KABUL, 8 December 2004 — The first act of America’s war on terrorism in 2001 was a blockbuster victory. As the twin towers still smoldered, US bombers and Afghan rebels drove the Taleban from power. Afghans emerged from the rubble of to hear enthusiastic pledges of a phoenix-like resurrection for their wrecked country. Children would go to school, parents would have jobs, peace would prevail.
But this second act, now drawing to a close three years later, has had no Hollywood ending. Warlords control entire provinces, bankrolled by a drugs boom that has spread like a rash. Police, army and government institutions are being built, but too slowly. Insecurity is rife; so is poverty. The Taleban leader Mulla Omar has not been caught; neither has Osama Bin Laden.
Yet most Afghans say life is demonstrably better — which says more about their wretched living conditions before 2001 than the success of reconstruction since. Still, international aid has accelerated, millions of refugees have returned home, and the proud success of the October election sent a clear signal to the gunmen that Afghans want democracy.
As one analyst said, Afghans did not vote for Hamid Karzai, they voted for change. His task from today is to deliver a brighter third act.
Security: The peaceful presidential election promised an end to the ragged Taleban insurgency. Troops were demoralized and their leaders divided by the failure to scuttle the poll, said US generals who offered them an amnesty. But a core of hard-line fighters are still roaming the lawless south, mounting hit-and-run attacks on US troops. Even scattered and hunted, they remain a tenacious and dangerous enemy and continue to stall reconstruction.
The warlords pose a more insidious problem. “Local leaders” backed by small personal armies are involved in drug-running, extortion and thievery. Yet the central government and the US military still relies on them for security. Democracy is unattractive to the warlords, although President Karzai has brought some to heel, notably Ismail Khan. About 26,000 of an estimated 60,000 militant fighters have disarmed.

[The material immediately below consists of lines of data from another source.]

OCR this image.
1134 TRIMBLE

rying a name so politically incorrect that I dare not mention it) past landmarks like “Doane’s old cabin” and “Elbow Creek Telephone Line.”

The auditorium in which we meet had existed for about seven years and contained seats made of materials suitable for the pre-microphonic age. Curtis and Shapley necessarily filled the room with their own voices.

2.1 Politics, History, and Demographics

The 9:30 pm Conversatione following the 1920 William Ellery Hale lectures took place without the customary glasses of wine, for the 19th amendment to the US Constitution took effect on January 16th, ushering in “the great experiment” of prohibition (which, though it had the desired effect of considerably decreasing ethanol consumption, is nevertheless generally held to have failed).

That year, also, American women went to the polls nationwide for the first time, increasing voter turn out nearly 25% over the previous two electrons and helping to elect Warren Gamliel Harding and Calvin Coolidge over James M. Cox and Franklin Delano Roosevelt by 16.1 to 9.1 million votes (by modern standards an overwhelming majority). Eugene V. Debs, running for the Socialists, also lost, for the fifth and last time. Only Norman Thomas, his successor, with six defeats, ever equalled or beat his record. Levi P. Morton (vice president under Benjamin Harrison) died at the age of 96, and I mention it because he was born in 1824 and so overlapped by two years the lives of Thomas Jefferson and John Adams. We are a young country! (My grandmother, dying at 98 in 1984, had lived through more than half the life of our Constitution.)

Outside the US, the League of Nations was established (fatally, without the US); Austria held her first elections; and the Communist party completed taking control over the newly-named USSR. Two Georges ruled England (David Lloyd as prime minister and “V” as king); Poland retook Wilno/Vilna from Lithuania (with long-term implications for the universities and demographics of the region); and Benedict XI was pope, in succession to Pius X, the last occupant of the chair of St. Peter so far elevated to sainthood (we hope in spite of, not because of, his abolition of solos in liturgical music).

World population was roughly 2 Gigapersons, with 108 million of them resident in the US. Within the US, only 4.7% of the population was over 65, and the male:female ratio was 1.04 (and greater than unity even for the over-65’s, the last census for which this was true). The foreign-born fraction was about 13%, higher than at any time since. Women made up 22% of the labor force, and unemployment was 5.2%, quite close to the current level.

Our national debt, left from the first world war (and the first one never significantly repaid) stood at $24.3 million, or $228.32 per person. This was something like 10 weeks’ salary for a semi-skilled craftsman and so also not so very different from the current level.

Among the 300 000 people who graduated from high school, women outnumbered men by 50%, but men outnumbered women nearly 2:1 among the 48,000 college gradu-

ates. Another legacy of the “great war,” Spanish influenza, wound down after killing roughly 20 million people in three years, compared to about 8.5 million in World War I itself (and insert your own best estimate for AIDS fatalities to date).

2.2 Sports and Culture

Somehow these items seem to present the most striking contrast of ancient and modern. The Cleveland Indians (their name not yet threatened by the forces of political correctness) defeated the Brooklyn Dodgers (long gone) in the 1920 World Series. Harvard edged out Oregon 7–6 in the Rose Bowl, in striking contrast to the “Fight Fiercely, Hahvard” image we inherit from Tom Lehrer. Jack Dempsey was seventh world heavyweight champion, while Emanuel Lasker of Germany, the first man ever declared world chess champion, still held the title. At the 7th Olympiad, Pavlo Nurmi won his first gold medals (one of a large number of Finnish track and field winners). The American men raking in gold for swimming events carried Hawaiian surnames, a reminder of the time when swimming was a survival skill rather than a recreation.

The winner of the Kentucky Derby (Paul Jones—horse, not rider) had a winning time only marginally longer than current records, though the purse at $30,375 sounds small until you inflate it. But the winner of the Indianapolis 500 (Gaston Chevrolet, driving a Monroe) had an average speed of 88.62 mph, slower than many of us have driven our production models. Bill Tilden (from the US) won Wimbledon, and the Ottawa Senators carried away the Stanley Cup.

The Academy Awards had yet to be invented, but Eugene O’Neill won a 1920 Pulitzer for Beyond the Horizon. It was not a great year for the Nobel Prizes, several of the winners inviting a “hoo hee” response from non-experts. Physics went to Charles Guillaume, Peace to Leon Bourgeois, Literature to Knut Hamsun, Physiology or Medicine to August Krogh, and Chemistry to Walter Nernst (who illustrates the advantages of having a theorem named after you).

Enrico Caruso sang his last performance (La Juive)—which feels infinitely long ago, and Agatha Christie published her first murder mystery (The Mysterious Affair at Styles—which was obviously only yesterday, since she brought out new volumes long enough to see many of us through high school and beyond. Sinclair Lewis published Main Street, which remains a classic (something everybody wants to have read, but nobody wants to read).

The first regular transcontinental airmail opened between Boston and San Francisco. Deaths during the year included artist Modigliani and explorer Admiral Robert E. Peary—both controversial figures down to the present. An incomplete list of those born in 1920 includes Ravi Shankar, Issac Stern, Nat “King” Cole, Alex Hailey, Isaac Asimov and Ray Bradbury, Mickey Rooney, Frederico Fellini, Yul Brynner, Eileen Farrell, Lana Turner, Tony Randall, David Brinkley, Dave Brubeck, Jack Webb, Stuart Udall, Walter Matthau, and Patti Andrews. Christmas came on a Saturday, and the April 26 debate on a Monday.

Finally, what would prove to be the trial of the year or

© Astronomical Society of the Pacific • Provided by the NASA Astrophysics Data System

Women: Kabul and a handful of others cities have seen slow widening of opportunities — girls’ education rates have crept upwards; women are taking new jobs, and the younger generation is starting to reject the burqa. Impressively, women accounted for 50% of voters in some northern cities during the Oct. 9 election. But in many rural areas, little has changed. Here too the election was a good yardstick of progress. In the arch-conservative Uruzgan province just 2% of voters were women.
Drugs: The rocketing drugs trade is a critical challenge for the incoming Karzai government. Having plummeted under the Taleban, poppy production has risen to dizzy new heights that threaten the entire reconstruction project. The export value of the opium will reach $2.8 billion this year, or 60% of GDP, according to the UN. Once confined to a handful of areas, opium is now cultivated in most provinces. The boom has spawned a new class of Colombian-style drug overlords. Some have powerful allies in the police, judiciary and government.

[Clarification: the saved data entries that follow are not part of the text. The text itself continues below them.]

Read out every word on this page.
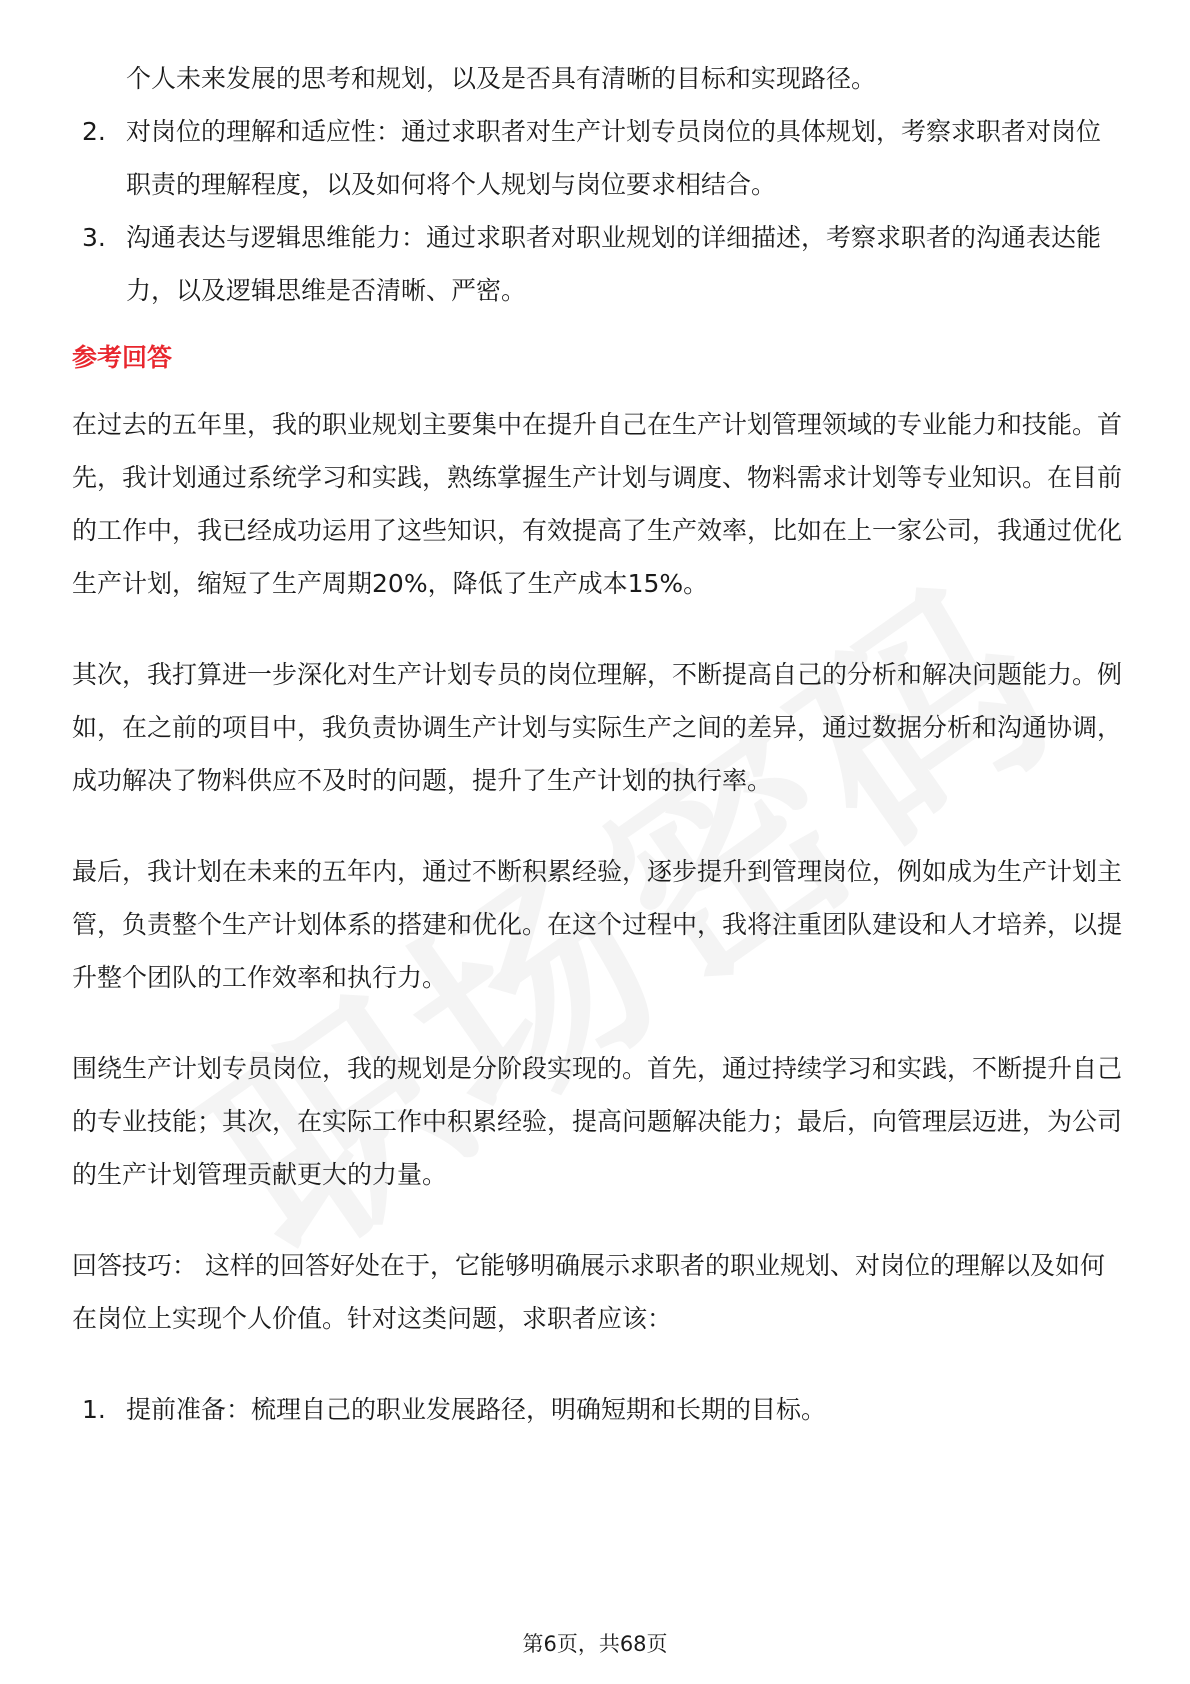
个人未来发展的思考和规划，以及是否具有清晰的目标和实现路径。

2. 对岗位的理解和适应性：通过求职者对生产计划专员岗位的具体规划，考察求职者对岗位职责的理解程度，以及如何将个人规划与岗位要求相结合。
3. 沟通表达与逻辑思维能力：通过求职者对职业规划的详细描述，考察求职者的沟通表达能力，以及逻辑思维是否清晰、严密。
参考回答

在过去的五年里，我的职业规划主要集中在提升自己在生产计划管理领域的专业能力和技能。首先，我计划通过系统学习和实践，熟练掌握生产计划与调度、物料需求计划等专业知识。在目前的工作中，我已经成功运用了这些知识，有效提高了生产效率，比如在上一家公司，我通过优化生产计划，缩短了生产周期20%，降低了生产成本15%。

其次，我打算进一步深化对生产计划专员的岗位理解，不断提高自己的分析和解决问题能力。例如，在之前的项目中，我负责协调生产计划与实际生产之间的差异，通过数据分析和沟通协调，成功解决了物料供应不及时的问题，提升了生产计划的执行率。

最后，我计划在未来的五年内，通过不断积累经验，逐步提升到管理岗位，例如成为生产计划主管，负责整个生产计划体系的搭建和优化。在这个过程中，我将注重团队建设和人才培养，以提升整个团队的工作效率和执行力。

围绕生产计划专员岗位，我的规划是分阶段实现的。首先，通过持续学习和实践，不断提升自己的专业技能；其次，在实际工作中积累经验，提高问题解决能力；最后，向管理层迈进，为公司的生产计划管理贡献更大的力量。

回答技巧： 这样的回答好处在于，它能够明确展示求职者的职业规划、对岗位的理解以及如何在岗位上实现个人价值。针对这类问题，求职者应该：

1. 提前准备：梳理自己的职业发展路径，明确短期和长期的目标。
第6页，共68页
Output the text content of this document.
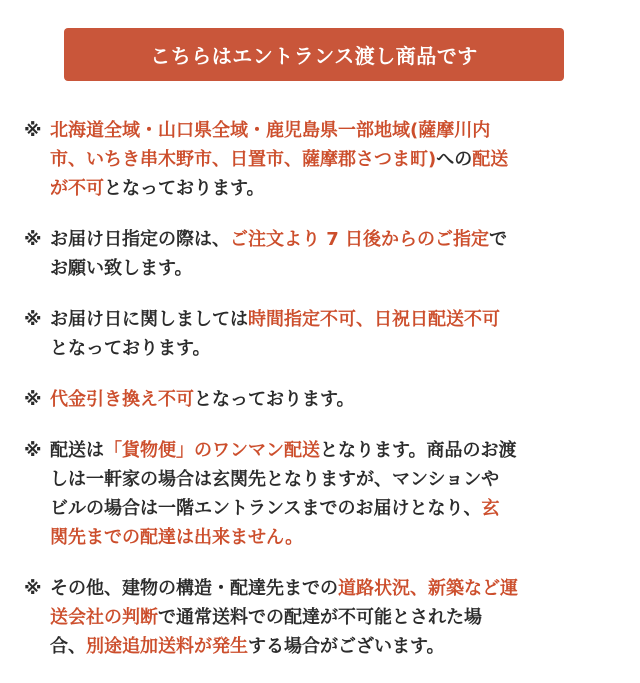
こちらはエントランス渡し商品です
※ 北海道全域・山口県全域・鹿児島県一部地域(薩摩川内
市、いちき串木野市、日置市、薩摩郡さつま町)への配送
が不可となっております。
※ お届け日指定の際は、ご注文より 7 日後からのご指定で
お願い致します。
※ お届け日に関しましては時間指定不可、日祝日配送不可
となっております。
※ 代金引き換え不可となっております。
※ 配送は「貨物便」のワンマン配送となります。商品のお渡
しは一軒家の場合は玄関先となりますが、マンションや
ビルの場合は一階エントランスまでのお届けとなり、玄
関先までの配達は出来ません。
※ その他、建物の構造・配達先までの道路状況、新築など運
送会社の判断で通常送料での配達が不可能とされた場
合、別途追加送料が発生する場合がございます。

Health and employment: Afghanistan has some of the world’s worst health indicators. Dire infant mortality, maternal mortality and life expectancy rates mean Afghans are more likely to get sick and die young than anyone else. Hospitals lack even the most basic surgical equipment; patients have to bring their own drugs or pay to get treated; there is a chronic shortage of skilled doctors and nurses. However, international reconstruction has had successes in other areas of social policy — almost 5 million children are enrolled in school, the largest number in the history of the country.